KOMPAS.TV - Yang selalu jadi alasan pemerintah dan DPR menolak menunda pilkada adalah karena pandemi covid-19 tak bisa diprediksi kapan berakhir, dan selalu menyebut Korea Selatan dan Singapura sebagai contoh menyelenggarakan pemilu kala pandemi.
Tapi yang tak pernah disebut pemerintah dan dpr adalah, kedua negara itu berhasil terlebih dahulu mengendalikan pandemi, baru menggelar pemilu.
Pemerintah dan DPR seolah sudah tak bisa diingatkan tentang kesehatan dan keselamatan masyarakat yang lebih utama ketimbang kepentingan politik.
Namun, tak jemu, upaya mengingatkan masih tetap dilakukan sejumlah pihak.
Tak kurang dari tiga ormas Islam besar, sudah bersuara, mendesak Pilkada 2020 ditunda.
Nahdlatul Ulama, Muhammadiyah, hingga Majelis Ulama Indonesia, mengingatkan pemerintah dan DPR akan mudaratnya menggelar pilkada di tengah kasus covid-19 yang semakin meningkat.
Alasannya kuat., karena kasus covid-19 makin melonjak, belum terkendali.
Mulai Sabtu hingga Selasa kemarin, angka rata-rata penambahan kasus covid-19 sebanyak 4 ribu kasus.
Dimulai pada sabtu 19 september sebanyak 4.168 kasus.
Dan Selasa kemarin 4.071 kasus., totalnya 252. 923 kasus.
Yang kembali pecah rekor angka kematian hingga 160 orang per hari.
Sebelumnya, angka kematian tertinggi pasien covid-19 tertinggi pada 22 Juli, sebanyak 139 orang.
Tapi data ini bisa hanya dianggap angka oleh pemerintah dan DPR.
Apalagi melihat komisi pemilihan umum, yang jadi penyelenggara pilkada menyatakan bisa mengatur peserta pilkada dan massa pendukung.
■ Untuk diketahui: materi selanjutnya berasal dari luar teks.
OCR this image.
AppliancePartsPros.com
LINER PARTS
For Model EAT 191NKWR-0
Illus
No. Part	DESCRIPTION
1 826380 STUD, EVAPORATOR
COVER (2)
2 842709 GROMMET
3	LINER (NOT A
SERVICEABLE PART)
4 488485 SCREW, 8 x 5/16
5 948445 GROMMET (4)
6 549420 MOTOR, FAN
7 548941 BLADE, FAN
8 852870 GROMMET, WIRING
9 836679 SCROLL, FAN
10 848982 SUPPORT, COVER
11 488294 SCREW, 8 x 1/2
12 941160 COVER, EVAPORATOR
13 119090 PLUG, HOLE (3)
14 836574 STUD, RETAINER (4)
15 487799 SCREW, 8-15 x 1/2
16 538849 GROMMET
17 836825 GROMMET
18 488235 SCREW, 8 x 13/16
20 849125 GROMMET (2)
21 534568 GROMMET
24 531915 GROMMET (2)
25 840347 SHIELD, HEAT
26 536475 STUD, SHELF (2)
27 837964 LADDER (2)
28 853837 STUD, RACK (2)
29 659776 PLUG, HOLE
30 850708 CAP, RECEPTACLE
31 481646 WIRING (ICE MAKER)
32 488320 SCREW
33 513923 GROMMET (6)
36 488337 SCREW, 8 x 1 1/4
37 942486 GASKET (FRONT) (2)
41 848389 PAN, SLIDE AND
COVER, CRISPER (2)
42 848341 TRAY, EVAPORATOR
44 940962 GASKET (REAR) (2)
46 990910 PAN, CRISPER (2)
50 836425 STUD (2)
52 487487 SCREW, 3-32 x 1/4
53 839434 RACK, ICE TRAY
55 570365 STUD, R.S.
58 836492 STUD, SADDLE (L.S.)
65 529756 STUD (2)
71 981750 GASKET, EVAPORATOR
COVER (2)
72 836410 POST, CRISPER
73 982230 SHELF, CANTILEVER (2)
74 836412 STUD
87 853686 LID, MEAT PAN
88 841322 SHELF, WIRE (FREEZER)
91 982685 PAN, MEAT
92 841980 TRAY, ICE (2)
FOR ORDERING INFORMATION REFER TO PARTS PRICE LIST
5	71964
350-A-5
Padahal, Ketua Kpu Arief Budiman pun sudah terinfeksi Covid-19.
Dan pejabat KPU Daerah terkena Covid-19 saat pendaftaran Pilkada dibuka, dan 60 bakal calon kepala daerah sudah terinfeksi, sejak 14 September lalu.
Ini yang dicemaskan, karena KPU dan pemerintah diragukan bisa mengatur massa pendukung, yang bisa membuat klaster baru Covid-19.